Irvine moreover appears to be willing us to question how far the atmosphere of the videos is a function of their style of filming. Se compra: Sin é is, in essence, a dramatization of the very concept of setting moving images to music. By jolting us periodically into the recording studio, she readily reminds us of the mechanics of the video’s construction. In this way, the work perhaps comes to seem a self-professed cheat. The stirring melody, the elegantly (apparently effortlessly) filmed sequences, the minutely observed details—all leave us with nothing more to admire than their own adroit execution, as with an exquisitely made advertisement. Reality takes on a stagey quality, and the unnamed “characters” of the street-marching onward, calling incessantly—ultimately suggest a chorus in search of a libretto.
A similar tension between style and substance was to be found in 20 new photographs downstairs, in which images of monarch butterflies in the mountains were arrayed against a wallpapered expanse of foliage. The natural wonder of the subject matter was subsumed into a theatrical tableau, and the contrasting focus within each image only heightened this sense of a staged spectacle.

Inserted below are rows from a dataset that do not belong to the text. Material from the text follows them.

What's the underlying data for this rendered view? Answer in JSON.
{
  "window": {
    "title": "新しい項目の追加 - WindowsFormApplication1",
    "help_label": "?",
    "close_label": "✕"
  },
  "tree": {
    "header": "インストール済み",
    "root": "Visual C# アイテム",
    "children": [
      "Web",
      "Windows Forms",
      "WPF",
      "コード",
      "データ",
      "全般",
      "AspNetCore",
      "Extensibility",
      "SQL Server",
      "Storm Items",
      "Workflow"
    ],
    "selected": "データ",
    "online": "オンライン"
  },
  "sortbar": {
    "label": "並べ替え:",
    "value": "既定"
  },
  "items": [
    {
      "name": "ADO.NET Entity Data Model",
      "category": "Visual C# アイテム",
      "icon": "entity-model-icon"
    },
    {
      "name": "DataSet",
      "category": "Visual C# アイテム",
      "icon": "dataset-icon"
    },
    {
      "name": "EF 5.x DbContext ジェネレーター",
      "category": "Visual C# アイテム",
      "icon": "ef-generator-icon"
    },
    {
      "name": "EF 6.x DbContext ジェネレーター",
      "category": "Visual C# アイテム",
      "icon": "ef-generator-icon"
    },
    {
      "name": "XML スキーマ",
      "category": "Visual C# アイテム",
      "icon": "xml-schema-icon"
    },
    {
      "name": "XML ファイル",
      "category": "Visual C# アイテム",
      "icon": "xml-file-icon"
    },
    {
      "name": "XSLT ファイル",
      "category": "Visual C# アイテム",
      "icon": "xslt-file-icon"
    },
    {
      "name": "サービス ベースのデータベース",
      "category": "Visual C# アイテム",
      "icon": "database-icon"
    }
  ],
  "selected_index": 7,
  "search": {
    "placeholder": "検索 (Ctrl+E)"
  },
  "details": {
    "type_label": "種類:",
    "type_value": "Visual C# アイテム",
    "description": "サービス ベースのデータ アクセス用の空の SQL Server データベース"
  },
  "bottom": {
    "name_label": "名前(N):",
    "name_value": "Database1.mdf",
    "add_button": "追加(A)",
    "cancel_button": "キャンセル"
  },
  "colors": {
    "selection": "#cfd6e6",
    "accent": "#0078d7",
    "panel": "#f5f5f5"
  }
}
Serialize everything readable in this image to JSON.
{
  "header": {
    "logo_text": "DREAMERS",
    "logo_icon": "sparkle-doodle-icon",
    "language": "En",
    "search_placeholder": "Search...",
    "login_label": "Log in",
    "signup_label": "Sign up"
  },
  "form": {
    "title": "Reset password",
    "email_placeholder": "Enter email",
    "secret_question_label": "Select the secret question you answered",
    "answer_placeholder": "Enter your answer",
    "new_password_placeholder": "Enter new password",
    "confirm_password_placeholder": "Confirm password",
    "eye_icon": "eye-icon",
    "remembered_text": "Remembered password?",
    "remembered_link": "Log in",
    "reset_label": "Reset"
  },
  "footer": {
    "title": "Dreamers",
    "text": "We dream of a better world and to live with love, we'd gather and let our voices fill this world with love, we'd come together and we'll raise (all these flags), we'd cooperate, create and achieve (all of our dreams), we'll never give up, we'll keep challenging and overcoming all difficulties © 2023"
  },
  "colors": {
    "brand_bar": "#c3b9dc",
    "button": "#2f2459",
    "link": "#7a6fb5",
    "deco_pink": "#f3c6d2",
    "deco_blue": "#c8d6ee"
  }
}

Like an echo, Irvine’s art produces the impression of a counterfeit duplicate of the world, and yet one that is rather too artful in its artlessness. But an emotional punch is nonetheless delivered by the sonorous vignettes of Se compra: Sin é and the silence and stasis of Guanajuato 14. Her works manage to wear their own artifice openly, even awkwardly, without becoming reductively trite or archly postmodern. They seduce us even as they reveal the tricks of their seduction. This is the beguiling—and redeeming—paradox of her art.